Da “Federico II. Un imperatore medievale” di David Abulafia, 1988-1993, pg.
275 e sgg. : una lettura su come l’imperatore e Re di Sicilia avesse
organizzato il sistema di controllo economico e fiscale nell’isola e nelle
regioni meridionali del regno.
“” Federico considerava le risorse granarie della Sicilia e della Puglia un
serbatoio essenziale per alimentare le campagne militari. Il grano era infatti
indispensabile alla flotta regia in acque siciliane o (sotto forma di gallette)
alle guarnigioni siciliane in Terra Santa.
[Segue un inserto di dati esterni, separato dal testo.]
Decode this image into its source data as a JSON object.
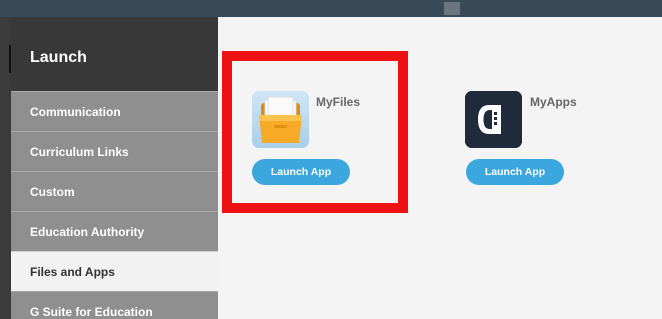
{
  "sidebar": {
    "title": "Launch",
    "items": [
      {
        "label": "Communication"
      },
      {
        "label": "Curriculum Links"
      },
      {
        "label": "Custom"
      },
      {
        "label": "Education Authority"
      },
      {
        "label": "Files and Apps",
        "active": true
      },
      {
        "label": "G Suite for Education"
      }
    ]
  },
  "apps": [
    {
      "name": "MyFiles",
      "button": "Launch App",
      "icon": "folder-icon"
    },
    {
      "name": "MyApps",
      "button": "Launch App",
      "icon": "myapps-logo-icon"
    }
  ],
  "colors": {
    "highlight": "#ee1111",
    "button": "#3ca7de",
    "sidebar_header": "#383838",
    "sidebar_bg": "#8f8f8f"
  }
}
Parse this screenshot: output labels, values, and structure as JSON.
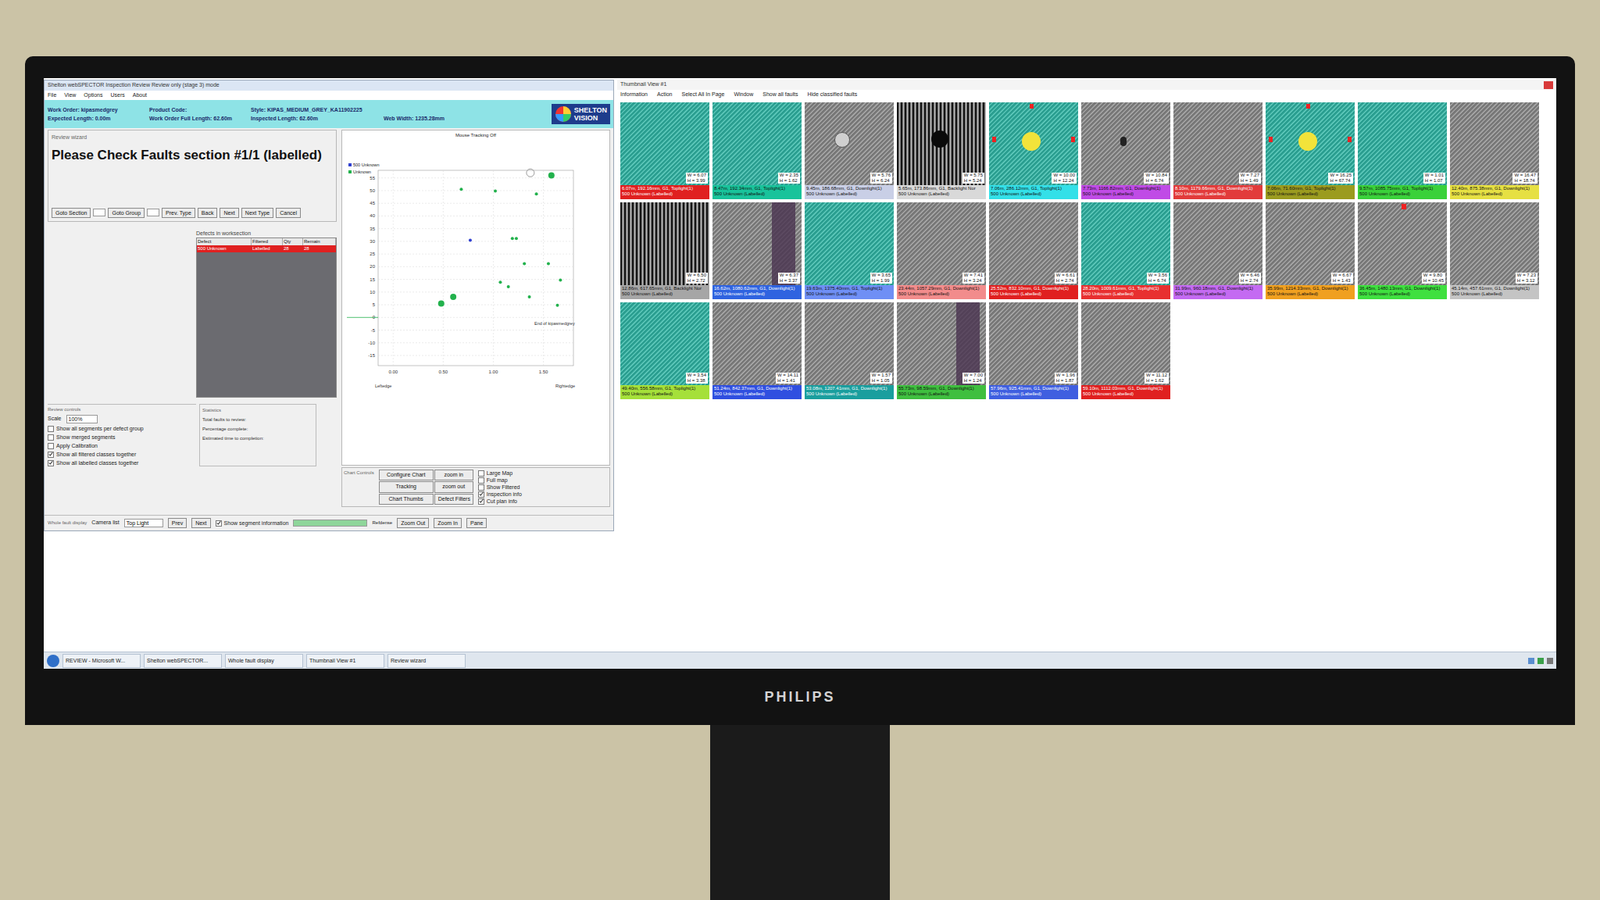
{
  "monitor": {
    "brand": "PHILIPS"
  },
  "left_window": {
    "title": "Shelton webSPECTOR Inspection Review Review only (stage 3) mode",
    "menu": [
      "File",
      "View",
      "Options",
      "Users",
      "About"
    ],
    "info": [
      [
        "Work Order: kipasmedgrey",
        "Product Code:",
        "Style: KIPAS_MEDIUM_GREY_KA11902225",
        ""
      ],
      [
        "Expected Length: 0.00m",
        "Work Order Full Length: 62.60m",
        "Inspected Length: 62.60m",
        "Web Width: 1235.28mm"
      ]
    ],
    "logo": [
      "SHELTON",
      "VISION"
    ],
    "wizard": {
      "label": "Review wizard",
      "title": "Please Check Faults section #1/1 (labelled)",
      "buttons": [
        "Goto Section",
        "Goto Group",
        "Prev. Type",
        "Back",
        "Next",
        "Next Type",
        "Cancel"
      ]
    },
    "defects": {
      "label": "Defects in worksection",
      "columns": [
        "Defect",
        "Filtered",
        "Qty",
        "Remain"
      ],
      "rows": [
        {
          "cells": [
            "500 Unknown",
            "Labelled",
            "28",
            "28"
          ],
          "selected": true
        }
      ]
    },
    "controls": {
      "label": "Review controls",
      "scale_label": "Scale",
      "scale_value": "100%",
      "checkboxes": [
        {
          "label": "Show all segments per defect group",
          "checked": false
        },
        {
          "label": "Show merged segments",
          "checked": false
        },
        {
          "label": "Apply Calibration",
          "checked": false
        },
        {
          "label": "Show all filtered classes together",
          "checked": true
        },
        {
          "label": "Show all labelled classes together",
          "checked": true
        }
      ]
    },
    "statistics": {
      "label": "Statistics",
      "lines": [
        "Total faults to review:",
        "Percentage complete:",
        "Estimated time to completion:"
      ]
    },
    "chart": {
      "title": "Mouse Tracking Off",
      "legend": [
        {
          "label": "500 Unknown",
          "color": "#2f3fd0"
        },
        {
          "label": "Unknown",
          "color": "#22b14c"
        }
      ],
      "y_ticks": [
        "55",
        "50",
        "45",
        "40",
        "35",
        "30",
        "25",
        "20",
        "15",
        "10",
        "5",
        "0",
        "-5",
        "-10",
        "-15"
      ],
      "x_ticks": [
        "0.00",
        "0.50",
        "1.00",
        "1.50"
      ],
      "x_left_label": "Leftedge",
      "x_right_label": "Rightedge",
      "end_label": "End of kipasmedgrey",
      "series": [
        {
          "name": "Unknown",
          "kind": "small",
          "color": "#22b14c",
          "x": [
            1.02,
            0.68,
            1.43,
            1.19,
            1.23,
            1.31,
            1.55,
            1.07,
            1.67,
            1.15,
            1.36,
            1.64
          ],
          "y": [
            49.8,
            50.5,
            48.7,
            31.1,
            31.1,
            21.2,
            21.2,
            13.9,
            14.7,
            12.1,
            8.1,
            4.8
          ]
        },
        {
          "name": "Unknown large",
          "kind": "big",
          "color": "#22b14c",
          "x": [
            1.58,
            0.6,
            0.48
          ],
          "y": [
            56,
            8.1,
            5.5
          ]
        },
        {
          "name": "500 Unknown",
          "kind": "small",
          "color": "#2f3fd0",
          "x": [
            0.77
          ],
          "y": [
            30.4
          ]
        },
        {
          "name": "Current",
          "kind": "outline",
          "color": "#9a9a9a",
          "x": [
            1.37
          ],
          "y": [
            57
          ]
        }
      ]
    },
    "chart_controls": {
      "label": "Chart Controls",
      "buttons": [
        "Configure Chart",
        "zoom in",
        "Tracking",
        "zoom out",
        "Chart Thumbs",
        "Defect Filters"
      ],
      "checkboxes": [
        {
          "label": "Large Map",
          "checked": false
        },
        {
          "label": "Full map",
          "checked": false
        },
        {
          "label": "Show Filtered",
          "checked": false
        },
        {
          "label": "Inspection info",
          "checked": true
        },
        {
          "label": "Cut plan info",
          "checked": true
        }
      ]
    },
    "fault_display": {
      "label": "Whole fault display",
      "camera_label": "Camera list",
      "camera_value": "Top Light",
      "prev": "Prev",
      "next": "Next",
      "segment_label": "Show segment information",
      "segment_checked": true,
      "bar_level": 1,
      "bar_label": "Refdense",
      "buttons": [
        "Zoom Out",
        "Zoom In",
        "Pane"
      ]
    }
  },
  "thumb_window": {
    "title": "Thumbnail View #1",
    "menu": [
      "Information",
      "Action",
      "Select All In Page",
      "Window",
      "Show all faults",
      "Hide classified faults"
    ],
    "thumbs": [
      {
        "image": "teal",
        "mark": "none",
        "w": "W = 6.07",
        "h": "H = 3.99",
        "line1": "6.07m, 192.16mm, G1, Toplight(1)",
        "line2": "500 Unknown (Labelled)",
        "color": "#e02020"
      },
      {
        "image": "teal",
        "mark": "none",
        "w": "W = 2.35",
        "h": "H = 1.62",
        "line1": "8.47m, 192.34mm, G1, Toplight(1)",
        "line2": "500 Unknown (Labelled)",
        "color": "#19c39b"
      },
      {
        "image": "gray",
        "mark": "light-dot",
        "w": "W = 5.76",
        "h": "H = 6.24",
        "line1": "9.45m, 186.68mm, G1, Downlight(1)",
        "line2": "500 Unknown (Labelled)",
        "color": "#c9cfe6"
      },
      {
        "image": "dark",
        "mark": "dark-dot",
        "w": "W = 5.75",
        "h": "H = 5.24",
        "line1": "5.65m, 173.86mm, G1, Backlight Nor",
        "line2": "500 Unknown (Labelled)",
        "color": "#d9d9d9"
      },
      {
        "image": "teal",
        "mark": "yellow",
        "w": "W = 10.00",
        "h": "H = 12.24",
        "line1": "7.06m, 286.12mm, G1, Toplight(1)",
        "line2": "500 Unknown (Labelled)",
        "color": "#33e0e8"
      },
      {
        "image": "gray",
        "mark": "dark-small",
        "w": "W = 10.84",
        "h": "H = 6.74",
        "line1": "7.73m, 1166.82mm, G1, Downlight(1)",
        "line2": "500 Unknown (Labelled)",
        "color": "#c04be6"
      },
      {
        "image": "gray",
        "mark": "none",
        "w": "W = 7.27",
        "h": "H = 1.49",
        "line1": "8.10m, 1179.66mm, G1, Downlight(1)",
        "line2": "500 Unknown (Labelled)",
        "color": "#e23b3b"
      },
      {
        "image": "teal",
        "mark": "yellow",
        "w": "W = 16.25",
        "h": "H = 67.74",
        "line1": "7.06m, 71.60mm, G1, Toplight(1)",
        "line2": "500 Unknown (Labelled)",
        "color": "#9b9b1f"
      },
      {
        "image": "teal",
        "mark": "none",
        "w": "W = 1.01",
        "h": "H = 1.07",
        "line1": "9.57m, 1085.75mm, G1, Toplight(1)",
        "line2": "500 Unknown (Labelled)",
        "color": "#3ad13a"
      },
      {
        "image": "gray",
        "mark": "none",
        "w": "W = 16.47",
        "h": "H = 18.74",
        "line1": "12.40m, 875.38mm, G1, Downlight(1)",
        "line2": "500 Unknown (Labelled)",
        "color": "#e6e043"
      },
      {
        "image": "dark",
        "mark": "none",
        "w": "W = 6.50",
        "h": "H = 2.72",
        "line1": "12.86m, 617.65mm, G1, Backlight Nor",
        "line2": "500 Unknown (Labelled)",
        "color": "#a6a6a6"
      },
      {
        "image": "gray",
        "mark": "stripe",
        "w": "W = 6.37",
        "h": "H = 3.37",
        "line1": "16.62m, 1080.62mm, G1, Downlight(1)",
        "line2": "500 Unknown (Labelled)",
        "color": "#2f63e0"
      },
      {
        "image": "teal",
        "mark": "none",
        "w": "W = 3.65",
        "h": "H = 1.99",
        "line1": "19.63m, 1375.40mm, G1, Toplight(1)",
        "line2": "500 Unknown (Labelled)",
        "color": "#6f8ff5"
      },
      {
        "image": "gray",
        "mark": "none",
        "w": "W = 7.41",
        "h": "H = 3.24",
        "line1": "23.44m, 1057.29mm, G1, Downlight(1)",
        "line2": "500 Unknown (Labelled)",
        "color": "#f28c8c"
      },
      {
        "image": "gray",
        "mark": "none",
        "w": "W = 6.61",
        "h": "H = 2.74",
        "line1": "25.52m, 832.10mm, G1, Downlight(1)",
        "line2": "500 Unknown (Labelled)",
        "color": "#e02020"
      },
      {
        "image": "teal",
        "mark": "none",
        "w": "W = 3.56",
        "h": "H = 6.74",
        "line1": "28.20m, 1009.61mm, G1, Toplight(1)",
        "line2": "500 Unknown (Labelled)",
        "color": "#e83030"
      },
      {
        "image": "gray",
        "mark": "none",
        "w": "W = 6.46",
        "h": "H = 2.74",
        "line1": "31.99m, 960.18mm, G1, Downlight(1)",
        "line2": "500 Unknown (Labelled)",
        "color": "#c46af2"
      },
      {
        "image": "gray",
        "mark": "none",
        "w": "W = 6.67",
        "h": "H = 1.43",
        "line1": "35.99m, 1214.33mm, G1, Downlight(1)",
        "line2": "500 Unknown (Labelled)",
        "color": "#f0a020"
      },
      {
        "image": "gray",
        "mark": "red-mark",
        "w": "W = 9.80",
        "h": "H = 10.45",
        "line1": "36.45m, 1480.13mm, G1, Downlight(1)",
        "line2": "500 Unknown (Labelled)",
        "color": "#3fe03f"
      },
      {
        "image": "gray",
        "mark": "none",
        "w": "W = 7.23",
        "h": "H = 3.12",
        "line1": "45.14m, 457.61mm, G1, Downlight(1)",
        "line2": "500 Unknown (Labelled)",
        "color": "#c4c4c4"
      },
      {
        "image": "teal",
        "mark": "none",
        "w": "W = 3.54",
        "h": "H = 3.38",
        "line1": "49.40m, 556.58mm, G1, Toplight(1)",
        "line2": "500 Unknown (Labelled)",
        "color": "#a5e03a"
      },
      {
        "image": "gray",
        "mark": "none",
        "w": "W = 14.11",
        "h": "H = 1.41",
        "line1": "51.24m, 842.37mm, G1, Downlight(1)",
        "line2": "500 Unknown (Labelled)",
        "color": "#2f4fe0"
      },
      {
        "image": "gray",
        "mark": "none",
        "w": "W = 1.57",
        "h": "H = 1.05",
        "line1": "53.08m, 1207.41mm, G1, Downlight(1)",
        "line2": "500 Unknown (Labelled)",
        "color": "#1a9e9e"
      },
      {
        "image": "gray",
        "mark": "stripe",
        "w": "W = 7.00",
        "h": "H = 1.24",
        "line1": "55.73m, 98.59mm, G1, Downlight(1)",
        "line2": "500 Unknown (Labelled)",
        "color": "#3fbf3f"
      },
      {
        "image": "gray",
        "mark": "none",
        "w": "W = 1.96",
        "h": "H = 1.87",
        "line1": "57.96m, 925.41mm, G1, Downlight(1)",
        "line2": "500 Unknown (Labelled)",
        "color": "#3f5fe0"
      },
      {
        "image": "gray",
        "mark": "none",
        "w": "W = 11.12",
        "h": "H = 1.62",
        "line1": "59.10m, 1112.03mm, G1, Downlight(1)",
        "line2": "500 Unknown (Labelled)",
        "color": "#e02020"
      }
    ]
  },
  "taskbar": {
    "items": [
      "REVIEW - Microsoft W...",
      "Shelton webSPECTOR...",
      "Whole fault display",
      "Thumbnail View #1",
      "Review wizard"
    ]
  }
}
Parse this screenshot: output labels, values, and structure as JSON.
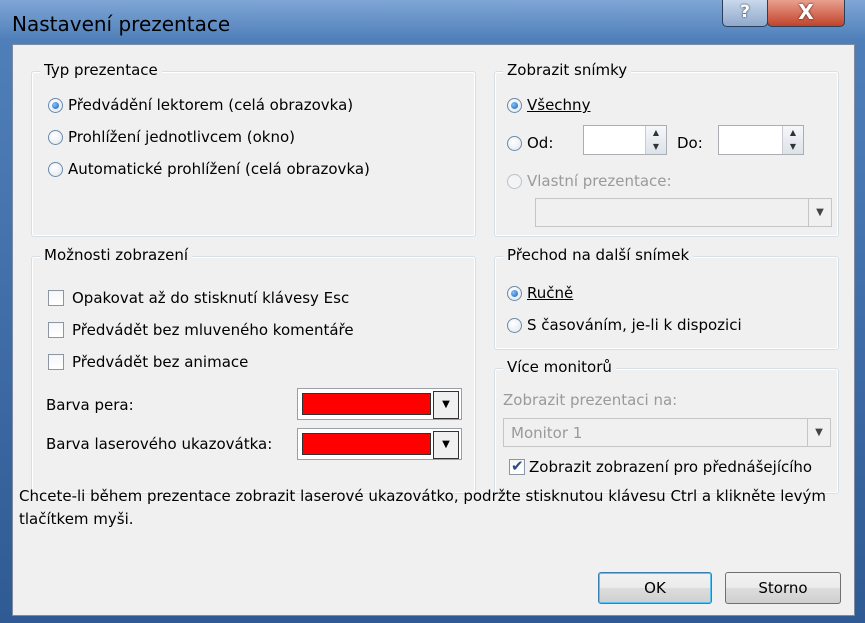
{
  "window": {
    "title": "Nastavení prezentace",
    "help_label": "?",
    "close_label": "X"
  },
  "typ": {
    "legend": "Typ prezentace",
    "options": [
      {
        "label": "Předvádění lektorem (celá obrazovka)",
        "selected": true
      },
      {
        "label": "Prohlížení jednotlivcem (okno)",
        "selected": false
      },
      {
        "label": "Automatické prohlížení (celá obrazovka)",
        "selected": false
      }
    ]
  },
  "zobrazit": {
    "legend": "Zobrazit snímky",
    "vsechny": "Všechny",
    "od": "Od:",
    "do": "Do:",
    "vlastni": "Vlastní prezentace:",
    "od_value": "",
    "do_value": "",
    "vlastni_value": ""
  },
  "moznosti": {
    "legend": "Možnosti zobrazení",
    "checks": [
      {
        "label": "Opakovat až do stisknutí klávesy Esc",
        "checked": false
      },
      {
        "label": "Předvádět bez mluveného komentáře",
        "checked": false
      },
      {
        "label": "Předvádět bez animace",
        "checked": false
      }
    ],
    "pen_label": "Barva pera:",
    "laser_label": "Barva laserového ukazovátka:",
    "pen_color": "#ff0000",
    "laser_color": "#ff0000"
  },
  "prechod": {
    "legend": "Přechod na další snímek",
    "rucne": "Ručně",
    "casovani": "S časováním, je-li k dispozici"
  },
  "monitory": {
    "legend": "Více monitorů",
    "label": "Zobrazit prezentaci na:",
    "monitor": "Monitor 1",
    "presenter": "Zobrazit zobrazení pro přednášejícího",
    "presenter_checked": true
  },
  "note": "Chcete-li během prezentace zobrazit laserové ukazovátko, podržte stisknutou klávesu Ctrl a klikněte levým tlačítkem myši.",
  "buttons": {
    "ok": "OK",
    "cancel": "Storno"
  }
}
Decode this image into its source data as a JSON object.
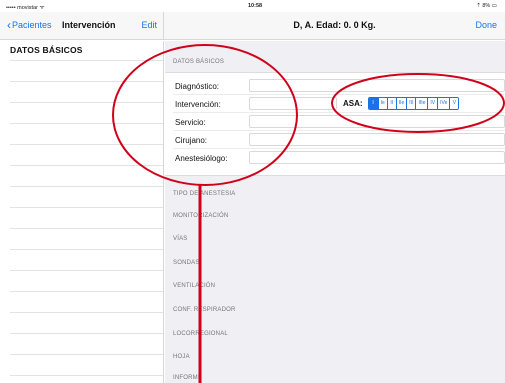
{
  "status_bar": {
    "carrier": "••••• movistar ᯤ",
    "time": "10:58",
    "battery": "⇡ 8% ▭"
  },
  "nav": {
    "back_label": "Pacientes",
    "left_title": "Intervención",
    "edit_label": "Edit",
    "right_title": "D, A. Edad: 0. 0 Kg.",
    "done_label": "Done"
  },
  "sidebar": {
    "section_title": "DATOS BÁSICOS"
  },
  "main": {
    "datos_basicos_header": "DATOS BÁSICOS",
    "fields": [
      "Diagnóstico:",
      "Intervención:",
      "Servicio:",
      "Cirujano:",
      "Anestesiólogo:"
    ],
    "asa": {
      "label": "ASA:",
      "options": [
        "I",
        "Ie",
        "II",
        "IIe",
        "III",
        "IIIe",
        "IV",
        "IVe",
        "V"
      ],
      "selected_index": 0
    },
    "sections": [
      "TIPO DE ANESTESIA",
      "MONITORIZACIÓN",
      "VÍAS",
      "SONDAS",
      "VENTILACIÓN",
      "CONF. RESPIRADOR",
      "LOCORREGIONAL",
      "HOJA",
      "INFORME"
    ]
  },
  "colors": {
    "accent": "#1b72e8",
    "annotation": "#d0021b",
    "background_grouped": "#efeff4"
  }
}
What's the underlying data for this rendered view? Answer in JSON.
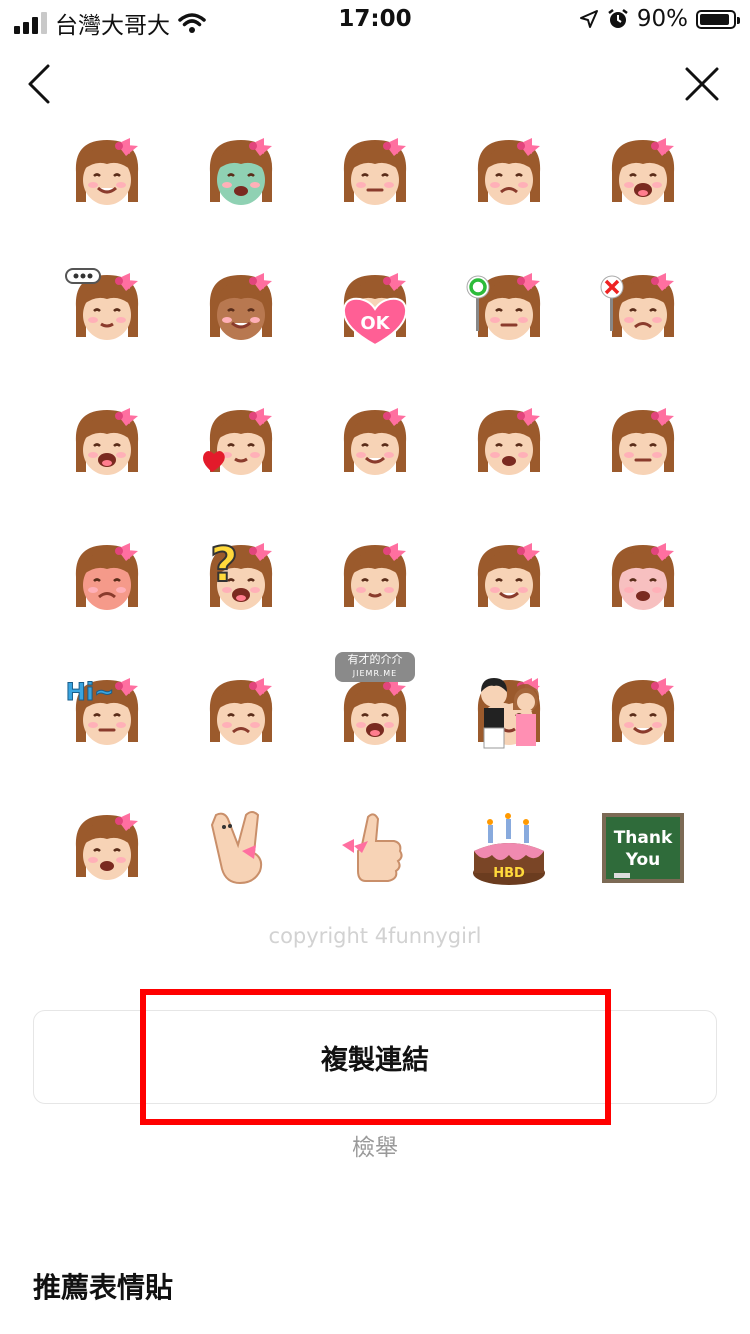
{
  "status_bar": {
    "carrier": "台灣大哥大",
    "time": "17:00",
    "battery": "90%",
    "battery_level": 0.9
  },
  "nav": {
    "back_icon": "chevron-left-icon",
    "close_icon": "close-icon"
  },
  "stickers": [
    [
      "sticker-hungry-spoon-fork",
      "sticker-shocked-green",
      "sticker-laugh-crying",
      "sticker-worried",
      "sticker-gritted-teeth"
    ],
    [
      "sticker-speechless-dots",
      "sticker-tan-smirk",
      "sticker-ok-heart",
      "sticker-circle-sign",
      "sticker-cross-sign"
    ],
    [
      "sticker-hands-face-sparkle",
      "sticker-kiss-heart",
      "sticker-grin-sparkle",
      "sticker-chin-hands",
      "sticker-tongue-out"
    ],
    [
      "sticker-angry-huff",
      "sticker-question-mark",
      "sticker-nose-pick",
      "sticker-nervous-sweat",
      "sticker-embarrassed"
    ],
    [
      "sticker-hi-wave",
      "sticker-dizzy-eyes",
      "sticker-crying-loud",
      "sticker-couple",
      "sticker-sigh"
    ],
    [
      "sticker-content-smile",
      "sticker-peace-sign",
      "sticker-thumbs-up",
      "sticker-hbd-cake",
      "sticker-thank-you-board"
    ]
  ],
  "watermark": {
    "line1": "有才的介介",
    "line2": "JIEMR.ME"
  },
  "copyright": "copyright 4funnygirl",
  "copy_link_label": "複製連結",
  "report_label": "檢舉",
  "recommended_title": "推薦表情貼"
}
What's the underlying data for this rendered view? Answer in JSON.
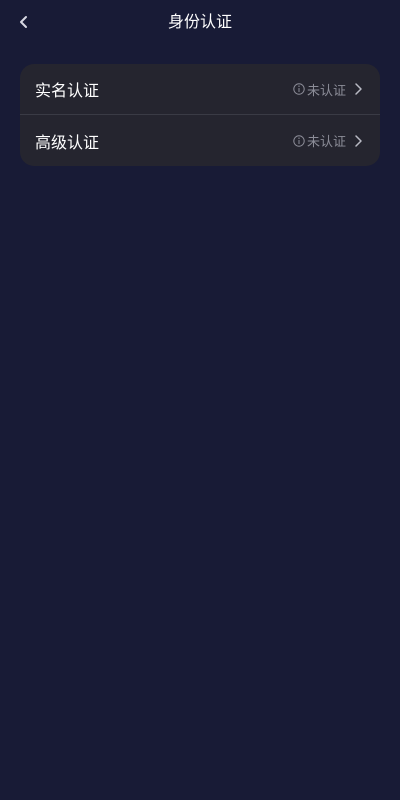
{
  "header": {
    "title": "身份认证",
    "back_icon": "chevron-left-icon"
  },
  "colors": {
    "background": "#181b36",
    "card": "#25252f",
    "status_text": "#8c8d98"
  },
  "verification_items": [
    {
      "label": "实名认证",
      "status": "未认证",
      "status_icon": "info-icon",
      "arrow_icon": "chevron-right-icon"
    },
    {
      "label": "高级认证",
      "status": "未认证",
      "status_icon": "info-icon",
      "arrow_icon": "chevron-right-icon"
    }
  ]
}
Ma meglio di tutto era la
possibilità di trasformare il surplus in moneta sonante, da trasferire
immediatamente al suo campo dell’Italia settentrionale per far fronte alle
spese più urgenti. (…) (Nel febbraio 1240) fu necessario chiudere i porti in
modo che nessun mercante potesse portar via del frumento prima che le navi di
Federico avessero levato le ancore. (…) Federico, tuttora infastidito dalle
sotterranee manovre dei Genovesi, non vedeva ragione di consentir loro di
realizzare un profitto che, a sapersi destreggiare, poteva finire nelle sue
tasche. (…) Imposte sul grano: un quinto del valore del carico in Puglia e
Sicilia, dove la produzione era abbondante, a fronte di un settimo in Calabria
o Abruzzo, regioni meno fertili. Queste disposizioni erano intese a rassicurare
i portolani incerti sull’applicazione di norme precise. (…) I sovrintendenti
del traffico portuale di Garigliano vennero invitati a gravare di un settimo
anche i cavalli e i muli: al pari di grano, bestiame, carne e sale dovevano
essere oggetto di una sorveglianza ravvicinata. Tra le righe si intravvede l’urgenza
di incrementare quanto più possibile gli introiti. Per molto tempo la Corona
aveva fatto affidamento sull’export per far quadrare i bilanci (…). Ai portolani
si richiedeva di tener conto dei carichi, verificare i prezzi, prender nota di
ogni dato significativo (e dei pagamenti ricevuti) nel loro registri (…). Un’altra risorsa su cui Federico faceva grande
affidamento era il sale, oggetto di più di un tentativo di monopolio. Sin dal
1231 la monarchia aveva esercitato un esteso controllo sulle saline,
accumulando scorte di sale da vendere all’interno del regno. A volte però il
prezzo fissato era troppo elevato, e Federico si teneva pronto a calare le
pretese non appena i suoi uomini di fiducia lo avvisavano si una stasi nel
mercato. (…). Maggiore circospezione mostrava invece l’imperatore per quanto
atteneva al bestiame. Degli animali macellati si poteva naturalmente fa
commercio all’estero (tanto più che la salatura richiedeva ingenti quantità di
sale della Corona); tutt’altro paio di maniche erano quelli vivi. Non si
contano le disposizioni mirate a impedire l’esportazione di cavalli dal regnum
e incoraggiare l’allevamento di destrieri da battaglia destinati all’esercito
imperiale: i cavalli erano una merce di eccezionale pregio, così come del resto
i muli. Trovandosi a corto di bestie da soma, Federico ordinò di far accoppiare
fra loro cavalli e asini e impose a vari distretti del Mezzogiorno di
contribuire alle campagne militari con l’invio di piccoli contingenti di muli. Anche
qui si nota lo sforzo di evitare inutili sprechi di denaro, visto che l’alternativa
era di entrare in concorrenza sul mercato con il mercato. Nella Capitanata si
doveva seminare l’avena, onde provvedere di foraggio gli indispensabili
animali. L’intero ciclo di riproduzione e allevamento di cavalli e muli era
quindi oggetto di controllo remoto da parte dell’imperatore, che peraltro volse
lo sguardo anche in altri direzioni (…) (come la) macellazione in grande stile
di maiali nel Messinese. (…) Gli avanzi venivano trasformati in pancetta, della
quale per qualche tempo la Sicilia orientale fu un importante produttore.””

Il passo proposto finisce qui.